-1

H,

I am looking for any example for schema validation for data.

Is it possible to do using cascading or scalding.

For example

Name:String , Age:Int

We say our data should confirm to above schema

then we can validate if data really is of that type

Thanks

user2230605
  • 2,390
  • 6
  • 27
  • 45

2 Answers2

0

In Scala, you can declare your type:

case class Record(name: String, age: Int)

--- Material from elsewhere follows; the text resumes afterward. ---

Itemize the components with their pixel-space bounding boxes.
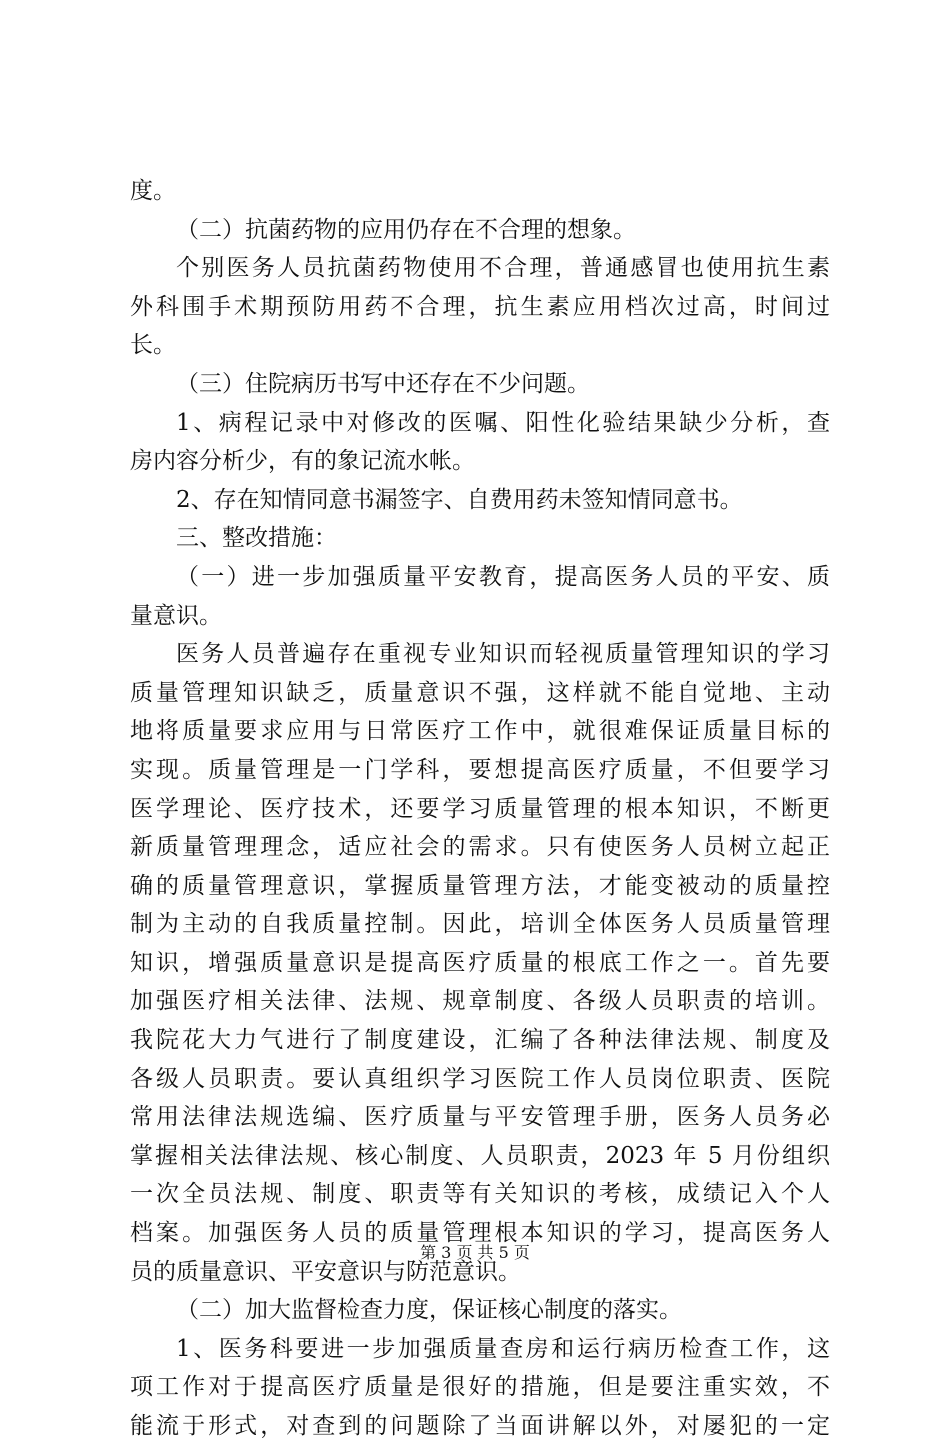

then suppose your data is in CSV, use the Scalding Type-safe API:

val lines: TypedPipe[String] = TypedPipe.from(TextLine("data.csv"))
val records: TypedPipe[Record] = lines.map{ line =>
  line.split(",").toList match {
    case List(name, age) => Record(name, age.toInt)
    case _ => throw new BadSchemaException(line)
  }
}

If you want to trap bad records and do not fail your job, see addTrap method in RichPipe class.

Gianmario Spacagna
  • 1,270
  • 14
  • 12
0

Traps are not intended for application flow control. Setting a boolean field based on your application validation rules and filtering out the bad records is a better approach. I recommend you to read:

http://docs.cascading.org/cascading/2.6/userguide/html/ch08s03.html http://docs.cascading.org/cascading/2.6/userguide/html/ch11s09.html#handling-bad-data

technotring
  • 187
  • 1
  • 5